Python doctest combines unit testing with documentation. With doctest, you put your unit tests in the Python docstring, and documentation generators like Sphinx render your tests as usage examples. It’s easy to compare a method’s output to an XML string using doctest. It’s not so easy when you want the XML string pretty-printed for the sake of readable documentation. Here is a simple solution.
Consider this sample that creates an XML document. If you use doctest to test against the
result of toxml()
in the docstring, the expected result must appear all on one line,
which is satisfactory for only the shortest XML element:
import datetime
import getpass
from xml.dom.minidom import Document
class PythonXmlDoctest(object):
'''Example of testing XML output using Python doctest.'''
def __init__(self, contentText):
''' Create an ultra-super-mega great document.
>>> d = PythonXmlDoctest('Somebody stop me!')
>>> d.doc.toxml() #doctest: +ELLIPSIS
'<?xml version="1.0" ?><super><ultra date="..." user="..."><mega>Somebody stop me!</mega></ultra></super>'
'''
self._doc = Document()
super = self._doc.createElement("super")
self._doc.appendChild(super)
ultra = self._doc.createElement("ultra")
ultra.setAttribute('date', str(datetime.date.today()))
ultra.setAttribute('user', getpass.getuser())
super.appendChild(ultra)
mega = self._doc.createElement("mega")
ultra.appendChild(mega)
content = self._doc.createTextNode(contentText)
mega.appendChild(content)
if __name__ == "__main__":
import doctest
doctest.testmod()
The doctest ELLIPSIS
option allows me to specify ...
for the date
and user
attribute values so
that the test will succeed any time for any user.
I get the best result using toprettyxml(indent=' ', newl=' ')
together with the doctest NORMALIZE_WHITESPACE
option.

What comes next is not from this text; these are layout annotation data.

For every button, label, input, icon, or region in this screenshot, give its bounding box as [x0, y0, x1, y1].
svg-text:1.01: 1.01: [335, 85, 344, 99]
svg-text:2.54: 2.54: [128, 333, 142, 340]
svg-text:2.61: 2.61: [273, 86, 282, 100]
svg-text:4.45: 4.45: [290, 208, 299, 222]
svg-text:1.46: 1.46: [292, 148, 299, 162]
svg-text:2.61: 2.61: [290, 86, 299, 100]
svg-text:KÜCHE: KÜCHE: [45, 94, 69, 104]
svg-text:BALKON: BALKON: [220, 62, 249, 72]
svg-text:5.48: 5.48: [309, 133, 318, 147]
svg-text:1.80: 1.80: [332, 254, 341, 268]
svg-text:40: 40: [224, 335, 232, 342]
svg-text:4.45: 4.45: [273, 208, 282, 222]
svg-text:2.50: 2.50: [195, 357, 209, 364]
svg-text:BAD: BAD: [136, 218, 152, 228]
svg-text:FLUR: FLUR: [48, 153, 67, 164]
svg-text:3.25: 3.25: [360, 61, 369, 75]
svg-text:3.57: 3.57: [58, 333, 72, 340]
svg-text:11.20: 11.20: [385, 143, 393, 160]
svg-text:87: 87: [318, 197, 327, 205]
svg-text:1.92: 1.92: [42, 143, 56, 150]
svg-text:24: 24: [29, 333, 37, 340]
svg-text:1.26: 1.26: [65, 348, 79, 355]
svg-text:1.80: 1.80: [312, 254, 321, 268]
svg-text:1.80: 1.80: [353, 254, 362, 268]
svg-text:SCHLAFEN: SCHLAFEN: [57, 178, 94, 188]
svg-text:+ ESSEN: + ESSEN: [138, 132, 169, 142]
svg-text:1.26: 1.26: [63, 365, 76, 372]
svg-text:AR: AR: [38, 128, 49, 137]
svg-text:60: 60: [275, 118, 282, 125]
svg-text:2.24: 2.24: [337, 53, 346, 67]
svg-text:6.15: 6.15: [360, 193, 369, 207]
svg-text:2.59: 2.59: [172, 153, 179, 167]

The key to understanding NORMALIZE_WHITESPACE
is that it causes all sequences of one or more
(but not zero) white space characters to be considered equivalent:
def __init__(self, contentText):
''' Create an ultra-super-mega great document.
>>> d = PythonXmlDoctest('Somebody stop me!')

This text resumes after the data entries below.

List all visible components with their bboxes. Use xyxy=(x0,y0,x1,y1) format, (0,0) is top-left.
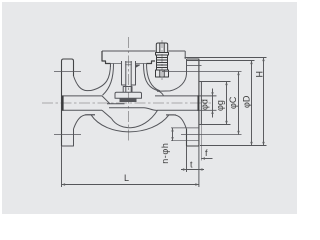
svg-text:φd: φd xyxy=(200,99,210,110)
stud bolt B1 threaded shank xyxy=(157,55,168,70)
vertical centerline xyxy=(128,37,130,141)
extension line flange back down (t) xyxy=(186,146,188,172)
extension line right face down (L,t,f) xyxy=(198,146,200,187)
extension line raised face bottom xyxy=(202,124,231,126)
left flange outline xyxy=(62,59,74,146)
dimension phi-D arrows xyxy=(250,61,252,146)
right flange raised face xyxy=(199,82,202,125)
dimension L line xyxy=(62,184,199,186)
inlet bore bottom diagonal xyxy=(102,110,112,118)
disc stem xyxy=(126,61,131,92)
inlet bore top line xyxy=(64,95,103,97)
dimension f line xyxy=(201,158,212,160)
horizontal pipe centerline xyxy=(42,102,211,104)
right flange sectioned face (bore span) xyxy=(197,95,199,110)
guide tube weld tab xyxy=(136,65,140,67)
left flange bottom edge xyxy=(62,129,74,146)
inlet bore bottom line xyxy=(64,109,103,111)
body bottom outer wall left segment xyxy=(85,114,95,116)
dimension phi-d line xyxy=(212,89,214,118)
seat bridge upper line xyxy=(107,103,125,105)
right flange bolt hole lower edge xyxy=(171,140,199,142)
svg-text:n-φh: n-φh xyxy=(160,143,170,164)
bonnet underside shelf left xyxy=(111,63,122,65)
stud bolt B1 centerline xyxy=(161,40,163,80)
left flange upper hub fillet xyxy=(74,76,92,91)
svg-text:φD: φD xyxy=(241,95,251,108)
dimension t line xyxy=(181,169,204,171)
bonnet underside shelf right xyxy=(136,63,147,65)
stud bolt B1 bottom nut xyxy=(156,70,169,77)
bonnet cover right edge xyxy=(184,51,186,59)
dimension H arrows xyxy=(262,58,264,146)
extension line raised face (f) xyxy=(200,125,202,161)
right hub upper fillet xyxy=(157,74,187,91)
dimension phi-C arrows xyxy=(237,72,239,135)
bonnet left wall inner xyxy=(103,64,114,96)
extension line bottom (phiD and H) xyxy=(200,145,267,147)
outlet bore top line xyxy=(155,95,199,97)
bonnet left wall line xyxy=(110,64,112,68)
inlet bore top diagonal to seat xyxy=(102,96,110,104)
dimension phi-D line xyxy=(251,61,253,146)
stud bolt B1 top nut xyxy=(156,43,167,53)
right flange lower hub fillet xyxy=(166,115,187,129)
right flange outline xyxy=(187,59,199,146)
extension line flange top (phiD) xyxy=(186,60,255,62)
outlet bore bottom line xyxy=(158,109,199,111)
svg-text:H: H xyxy=(254,71,264,78)
svg-text:L: L xyxy=(124,173,129,183)
disc D1 xyxy=(115,92,142,98)
seat bridge lower line xyxy=(109,108,158,111)
guide tube outer xyxy=(122,61,136,85)
svg-text:φC: φC xyxy=(228,96,238,109)
bonnet right wall inner xyxy=(144,64,164,96)
extension line left face down (L) xyxy=(61,146,63,187)
extension line H top xyxy=(185,57,267,59)
bonnet cover left edge xyxy=(102,51,111,64)
right flange left edge upper xyxy=(186,59,188,74)
right flange bolt hole upper edge xyxy=(171,127,199,129)
dimension n-phi-h arrows xyxy=(171,128,173,141)
extension line raised face top xyxy=(202,81,231,83)
dimension phi-g line xyxy=(226,82,228,125)
dimension phi-d arrows xyxy=(211,92,213,114)
seat ring (dark) xyxy=(120,98,137,102)
bonnet step right xyxy=(147,61,156,64)
dimension phi-g arrows xyxy=(225,82,227,125)
body bottom outer wall right segment xyxy=(166,114,176,116)
svg-text:φg: φg xyxy=(215,100,225,111)
lower chamber inner wall arc xyxy=(112,110,158,127)
left flange lower hub fillet xyxy=(74,115,96,129)
right bolt circle tick lower xyxy=(181,134,242,136)
stem top bushing xyxy=(125,62,132,65)
extension line bore bottom xyxy=(199,109,217,111)
bonnet right wall outer xyxy=(147,64,161,91)
right bolt circle tick upper xyxy=(162,71,242,73)
left bolt circle tick lower xyxy=(54,134,81,136)
left flange sectioned face (bore span) xyxy=(62,95,64,110)
dimension L arrows xyxy=(62,183,199,185)
left bolt circle tick upper xyxy=(54,71,81,73)
dimension t arrows xyxy=(183,168,203,170)
right flange neck line xyxy=(187,64,202,66)
dimension f arrow xyxy=(201,157,205,159)
dimension n-phi-h line xyxy=(172,128,174,141)
extension line bore top xyxy=(199,95,217,97)
bonnet cover plate top xyxy=(102,50,185,52)
bonnet left wall outer curve xyxy=(91,64,111,91)
body bottom outer arc xyxy=(91,115,169,132)
stud bolt B1 collar xyxy=(156,53,169,56)
dimension H line xyxy=(263,58,265,146)
stem collar above disc xyxy=(123,87,132,93)
dimension phi-C line xyxy=(238,72,240,135)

>>> d.doc.toprettyxml(indent=' ', newl=' ') #doctest: +ELLIPSIS +NORMALIZE_WHITESPACE
'<?xml version="1.0" ?>
<super>
<ultra date="..." user="...">
<mega>
Somebody stop me!
</mega>
</ultra>
</super> '
'''
self._doc = Document()
# Code for __init() continues...
The expected result in the above docstring is easily readable, and the test passes. Moreover, when rendered as documentation using Sphinx, the XML expected result appears as a nicely formatted usage example.

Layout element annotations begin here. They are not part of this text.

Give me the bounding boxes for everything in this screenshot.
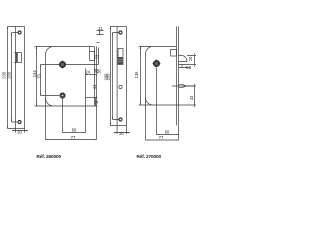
- cylinder axis vertical extension: [85, 69, 87, 133]
- svg-text:Réf. 270000: Réf. 270000: [137, 154, 162, 159]
- svg-text:77: 77: [159, 135, 164, 140]
- svg-text:23: 23: [95, 54, 100, 59]
- bottom dims left case: extension lines: [46, 98, 97, 140]
- dim 23 latch to follower axis: [98, 48, 100, 65]
- dim 50 right case: [157, 134, 179, 136]
- screw hole top left plate: [18, 31, 21, 34]
- cylinder hole left case: [60, 93, 66, 99]
- dim 70 left case: [41, 65, 60, 96]
- dim 200 left plate: [12, 33, 18, 123]
- dim 43 deadbolt to case bottom: [186, 86, 197, 105]
- dim 230 right plate: [111, 27, 118, 126]
- latch bolt protruding right case: [179, 56, 188, 62]
- dim 230 left plate: [8, 27, 16, 129]
- follower axis extension left case: [67, 64, 99, 66]
- svg-text:20: 20: [188, 56, 193, 61]
- svg-text:20: 20: [17, 130, 22, 135]
- screw hole bottom left plate: [18, 121, 21, 124]
- screw hole top right plate: [119, 31, 122, 34]
- svg-text:136: 136: [134, 71, 139, 79]
- svg-text:6,5: 6,5: [186, 65, 192, 70]
- svg-text:24: 24: [85, 69, 90, 74]
- latch cutout left plate: [16, 53, 21, 63]
- follower nut left case: [58, 60, 66, 68]
- svg-text:70: 70: [36, 73, 41, 78]
- faceplate front view left (Réf.260000): [16, 27, 25, 129]
- svg-text:41: 41: [92, 84, 97, 89]
- lock case side view left: [35, 47, 98, 107]
- latch bolt face dark bar: [16, 53, 18, 62]
- dim 200 right plate: [113, 33, 120, 120]
- dim 24 cylinder axis to faceplate: [86, 74, 97, 76]
- bottom dims right case extensions: [146, 68, 179, 140]
- dim 50 left case: [63, 132, 86, 134]
- dim 20 left plate bottom: [12, 129, 28, 133]
- svg-text:36: 36: [97, 69, 102, 74]
- dim 20 right plate bottom: [114, 126, 130, 135]
- svg-text:24: 24: [94, 100, 98, 104]
- dim 6,5 arrows: [179, 65, 191, 68]
- svg-text:50: 50: [165, 130, 170, 135]
- mystery tick above latch: [97, 42, 100, 44]
- dim 77 right case: [146, 139, 179, 141]
- latch housing inside right case: [171, 50, 177, 57]
- deadbolt right case: [172, 84, 195, 87]
- svg-text:20: 20: [119, 131, 124, 136]
- svg-text:Réf. 260000: Réf. 260000: [37, 154, 62, 159]
- dim 41 frame: [86, 97, 98, 99]
- faceplate side view right: [177, 27, 179, 126]
- svg-text:200: 200: [106, 73, 111, 81]
- dim 136 right case: [140, 47, 142, 106]
- svg-text:77: 77: [71, 135, 76, 140]
- svg-text:43: 43: [189, 95, 194, 100]
- lock case side view right: [139, 47, 196, 106]
- svg-text:11: 11: [98, 26, 103, 31]
- svg-text:200: 200: [7, 71, 12, 79]
- faceplate front view right: [117, 27, 126, 126]
- dim 11 right of plate top: [97, 31, 104, 35]
- svg-text:50: 50: [72, 128, 77, 133]
- follower axis ext right case: [179, 64, 197, 66]
- latch bolt dark block: [118, 57, 123, 64]
- dim 20 latch right case: [187, 56, 196, 65]
- faceplate side view left: [95, 47, 97, 107]
- bolt hole circle right plate: [119, 85, 122, 88]
- dim 134 left case: [36, 47, 38, 107]
- follower nut right case: [152, 59, 160, 67]
- latch tail inside case: [90, 52, 95, 61]
- screw hole bottom right plate: [119, 118, 122, 121]
- dim 77 left case: [46, 139, 97, 141]
- cutout ticks: [14, 53, 16, 63]
- latch cutout right plate: [118, 49, 123, 65]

If you are using another Python XML package like ElementTree that cannot pretty print, just read the XML into minidom and output it again pretty printed:
from xml.etree import ElementTree
from xml.dom import minidom
def prettify(elem):
"""Return a pretty-printed XML string for the Element."""
rough_string = ElementTree.tostring(elem, 'utf-8')
reparsed = minidom.parseString(rough_string)
return reparsed.toprettyxml(indent=' ', newl=' ')
When your docstring is an ordinary string, you must use a double backslash even in raw strings within your test. This is particularly tiresome with Windows file paths:
def test_backslash1():
'''Two backslashes needed in the docstring tests:
>>> r’\\windows\\filename.txt’ == test_backslash1()
True
'''
return r’\windows\filename.txt’
If you make the docstring itself a raw sting by starting it with r'''
, you can use a single backslash:
def test_backslash2():
r'''Two backslashes not required because this docstring is itself a raw string:
>>> r’\windows\filename.txt’ == test_backslash2()
True
'''
return r’\windows\filename.txt’